In a recent poll nearly two thirds of respondents (64.1 percent) indicated that both Duron and Celeron were becoming redundant in the wake of price cuts on mainstream processor lines such as the AMD Athlon and Intel Pentium 4.

A cursory glance at our latest Superbudget PC chart mirrors this view. Not one system houses a Duron or Celeron processor (in fact not one PC is powered by anything other than an AMD Athlon processor, but that's another story).

"You'd have to ask why anyone would accept the performance compromise you have to make with a Celeron or Duron processor," said PC Advisor reviews editor Ursula Tolaini.

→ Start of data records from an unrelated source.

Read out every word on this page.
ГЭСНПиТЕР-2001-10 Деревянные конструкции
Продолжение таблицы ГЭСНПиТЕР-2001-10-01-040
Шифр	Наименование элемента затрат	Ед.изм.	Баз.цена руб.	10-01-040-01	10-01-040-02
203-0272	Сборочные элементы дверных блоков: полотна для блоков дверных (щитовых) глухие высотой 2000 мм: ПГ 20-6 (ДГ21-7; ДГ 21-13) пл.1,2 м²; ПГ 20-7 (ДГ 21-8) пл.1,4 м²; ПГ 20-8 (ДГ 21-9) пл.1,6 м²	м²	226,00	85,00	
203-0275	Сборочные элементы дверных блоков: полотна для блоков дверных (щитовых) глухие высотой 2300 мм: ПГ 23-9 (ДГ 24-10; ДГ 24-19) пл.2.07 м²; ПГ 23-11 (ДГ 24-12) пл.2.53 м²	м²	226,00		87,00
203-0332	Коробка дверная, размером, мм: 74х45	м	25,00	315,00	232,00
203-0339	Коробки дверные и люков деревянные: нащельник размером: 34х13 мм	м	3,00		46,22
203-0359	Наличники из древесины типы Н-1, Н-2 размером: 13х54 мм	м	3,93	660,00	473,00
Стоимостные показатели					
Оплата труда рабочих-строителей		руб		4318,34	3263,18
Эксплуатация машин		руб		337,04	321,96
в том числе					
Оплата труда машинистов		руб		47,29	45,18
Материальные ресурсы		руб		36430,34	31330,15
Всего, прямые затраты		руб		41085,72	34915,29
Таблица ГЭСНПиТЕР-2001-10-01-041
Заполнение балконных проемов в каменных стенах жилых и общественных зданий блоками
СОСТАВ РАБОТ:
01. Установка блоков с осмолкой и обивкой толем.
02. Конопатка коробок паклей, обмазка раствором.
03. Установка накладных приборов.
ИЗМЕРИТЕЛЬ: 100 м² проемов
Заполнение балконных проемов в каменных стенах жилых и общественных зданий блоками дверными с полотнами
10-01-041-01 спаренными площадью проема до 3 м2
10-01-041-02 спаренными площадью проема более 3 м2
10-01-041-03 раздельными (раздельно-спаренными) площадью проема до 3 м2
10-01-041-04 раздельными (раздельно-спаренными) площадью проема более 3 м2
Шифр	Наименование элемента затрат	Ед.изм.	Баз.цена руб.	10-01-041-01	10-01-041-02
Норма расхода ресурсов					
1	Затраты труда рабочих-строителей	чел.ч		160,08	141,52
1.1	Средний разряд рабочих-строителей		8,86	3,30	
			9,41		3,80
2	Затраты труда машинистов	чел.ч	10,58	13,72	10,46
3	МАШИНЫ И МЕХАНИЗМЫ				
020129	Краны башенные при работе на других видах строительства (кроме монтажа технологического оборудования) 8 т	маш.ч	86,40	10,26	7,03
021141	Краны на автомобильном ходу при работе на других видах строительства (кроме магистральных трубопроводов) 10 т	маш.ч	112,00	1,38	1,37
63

But according to leading industry figures there is still a market out there for budget CPU lines. According to Evesham managing director Richard Austin, the likes of Duron and Celeron may have had it when it comes to consumer specifications "but in business and education, where cost is more of an issue and high performance is less of an issue, they still have a part to play".

Mesh's head of marketing, Andrzej Bania, told us: "There will always be a market for low-end products. Companies that are aiming to sell PCs at the very lowest end of the market [sub-£500] need to save every penny in order to achieve a sensible margin. For those companies, a £20 saving on the CPU might be the difference between success and failure."

AMD's Duron also has its supporters in the PC Advisor website forums.

Helproom leading light 'Isaac Newton' was impressed by the Duron's overclocking capabilities.

"It overclocks so high it's amazing," he says. According to Isaac, it is possible to crank Durons running at 700MHz "up to practically 1GHz".